Book Looking at Prehistory

Download or read book Looking at Prehistory written by Noel D. Justice and published by . This book was released on 2006 with total page 108 pages. Available in PDF, EPUB and Kindle. Book excerpt:

Book Parasites Like Us

    Book Details:
  • Author : Adam Johnson
  • Publisher : Penguin
  • Release : 2004-10-26
  • ISBN : 1101665874
  • Pages : 424 pages

Download or read book Parasites Like Us written by Adam Johnson and published by Penguin. This book was released on 2004-10-26 with total page 424 pages. Available in PDF, EPUB and Kindle. Book excerpt: The debut novel by the author of The Orphan Master's Son (winner of the 2013 Pulitzer Prize) and the story collection Fortune Smiles (winner of the 2015 National Book Award) Hailed as "remarkable" by the New Yorker, Emporium earned Adam Johnson comparisons to Kurt Vonnegut and T.C. Boyle.
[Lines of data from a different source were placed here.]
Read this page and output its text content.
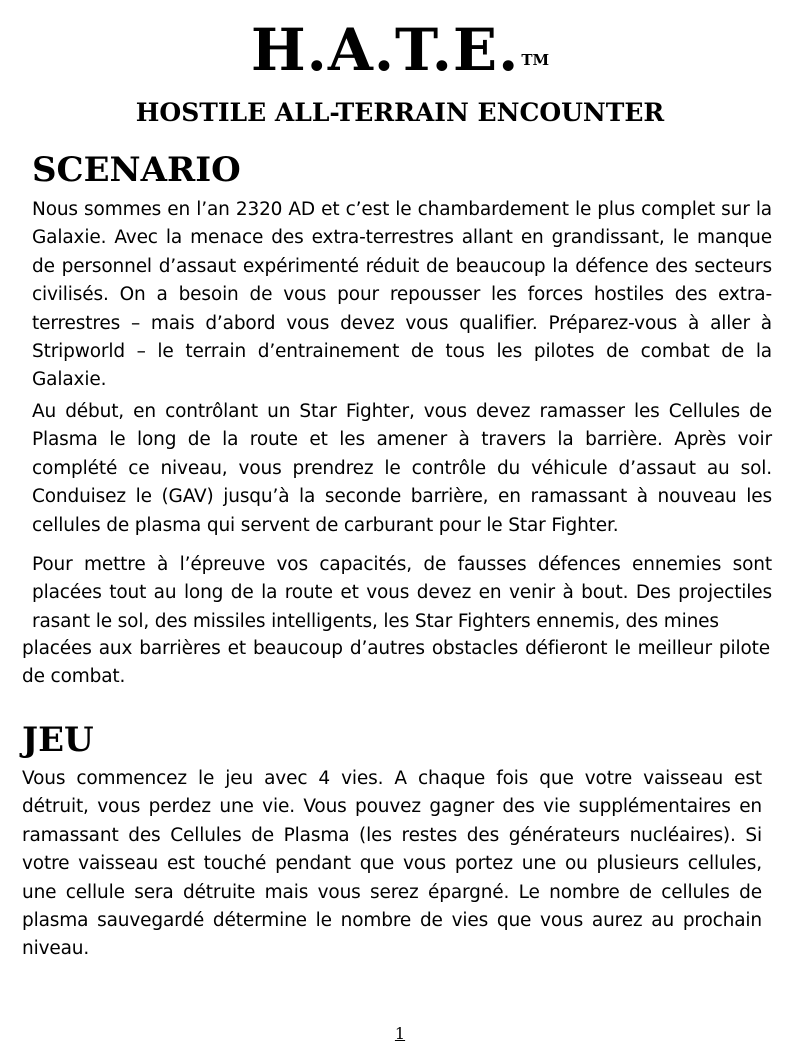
H.A.T.E. ™
HOSTILE ALL-TERRAIN ENCOUNTER
SCENARIO

Nous sommes en l’an 2320 AD et c’est le chambardement le plus complet sur la Galaxie. Avec la menace des extra-terrestres allant en grandissant, le manque de personnel d’assaut expérimenté réduit de beaucoup la défence des secteurs civilisés. On a besoin de vous pour repousser les forces hostiles des extra-terrestres – mais d’abord vous devez vous qualifier. Préparez-vous à aller à Stripworld – le terrain d’entrainement de tous les pilotes de combat de la Galaxie.

Au début, en contrôlant un Star Fighter, vous devez ramasser les Cellules de Plasma le long de la route et les amener à travers la barrière. Après voir complété ce niveau, vous prendrez le contrôle du véhicule d’assaut au sol. Conduisez le (GAV) jusqu’à la seconde barrière, en ramassant à nouveau les cellules de plasma qui servent de carburant pour le Star Fighter.

Pour mettre à l’épreuve vos capacités, de fausses défences ennemies sont placées tout au long de la route et vous devez en venir à bout. Des projectiles rasant le sol, des missiles intelligents, les Star Fighters ennemis, des mines

placées aux barrières et beaucoup d’autres obstacles défieront le meilleur pilote de combat.

JEU

Vous commencez le jeu avec 4 vies. A chaque fois que votre vaisseau est détruit, vous perdez une vie. Vous pouvez gagner des vie supplémentaires en ramassant des Cellules de Plasma (les restes des générateurs nucléaires). Si votre vaisseau est touché pendant que vous portez une ou plusieurs cellules, une cellule sera détruite mais vous serez épargné. Le nombre de cellules de plasma sauvegardé détermine le nombre de vies que vous aurez au prochain niveau.

1
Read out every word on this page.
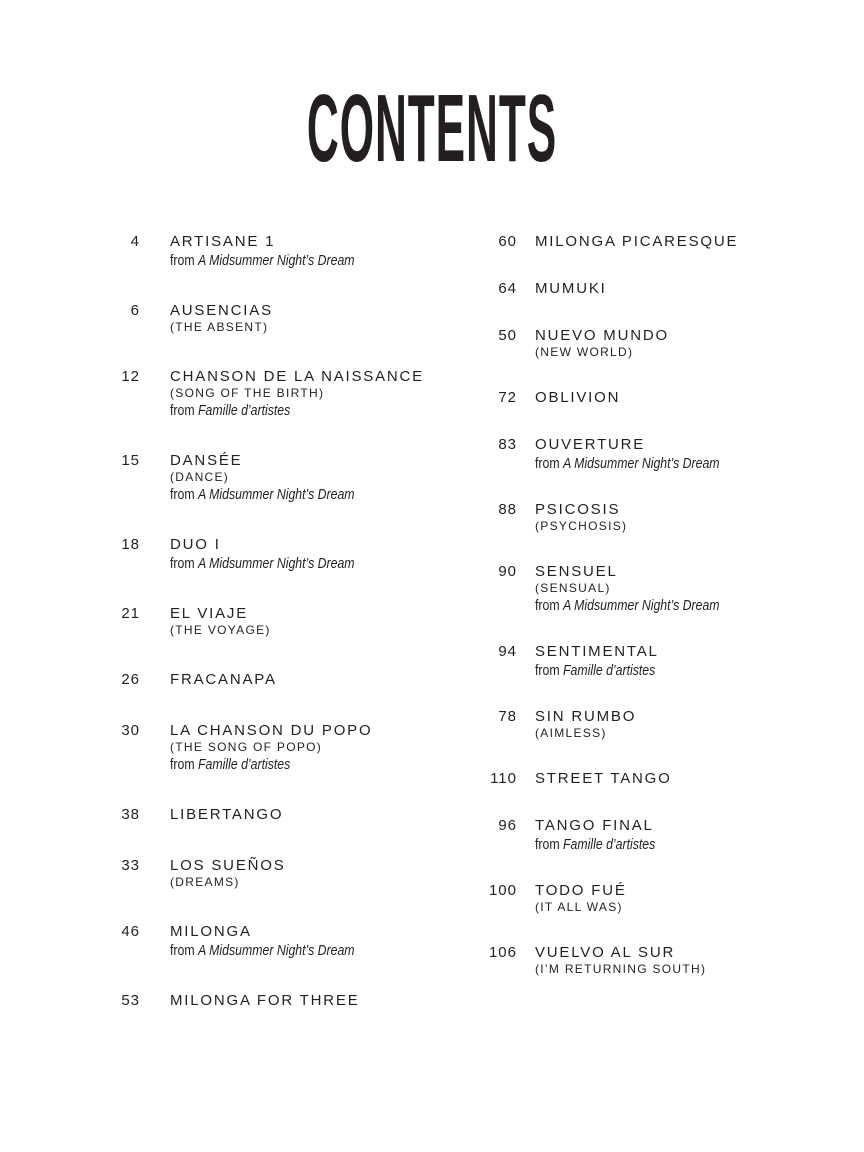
CONTENTS
4 ARTISANE 1
from A Midsummer Night’s Dream
6 AUSENCIAS
(THE ABSENT)
12 CHANSON DE LA NAISSANCE
(SONG OF THE BIRTH)
from Famille d’artistes
15 DANSÉE
(DANCE)
from A Midsummer Night’s Dream
18 DUO I
from A Midsummer Night’s Dream
21 EL VIAJE
(THE VOYAGE)
26 FRACANAPA
30 LA CHANSON DU POPO
(THE SONG OF POPO)
from Famille d’artistes
38 LIBERTANGO
33 LOS SUEÑOS
(DREAMS)
46 MILONGA
from A Midsummer Night’s Dream
53 MILONGA FOR THREE
60 MILONGA PICARESQUE
64 MUMUKI
50 NUEVO MUNDO
(NEW WORLD)
72 OBLIVION
83 OUVERTURE
from A Midsummer Night’s Dream
88 PSICOSIS
(PSYCHOSIS)
90 SENSUEL
(SENSUAL)
from A Midsummer Night’s Dream
94 SENTIMENTAL
from Famille d’artistes
78 SIN RUMBO
(AIMLESS)
110 STREET TANGO
96 TANGO FINAL
from Famille d’artistes
100 TODO FUÉ
(IT ALL WAS)
106 VUELVO AL SUR
(I’M RETURNING SOUTH)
In his acclaimed first novel, Parasites Like Us, Johnson takes us on an enthralling journey through memory, time, and the cost of mankind's quest for its own past. Anthropologist Hank Hannah has just illegally exhumed an ancient American burial site and winds up in jail. But the law will soon be the least of his worries. For, buried beside the bones, a timeless menace awaits that will set the modern world back twelve thousand years and send Hannah on a quest to save that which is dearest to him. A brilliantly evocative apocalyptic adventure told with Adam Johnson's distinctive dark humor, Parasites Like Us is a thrilling tale of mankind on the brink of extinction.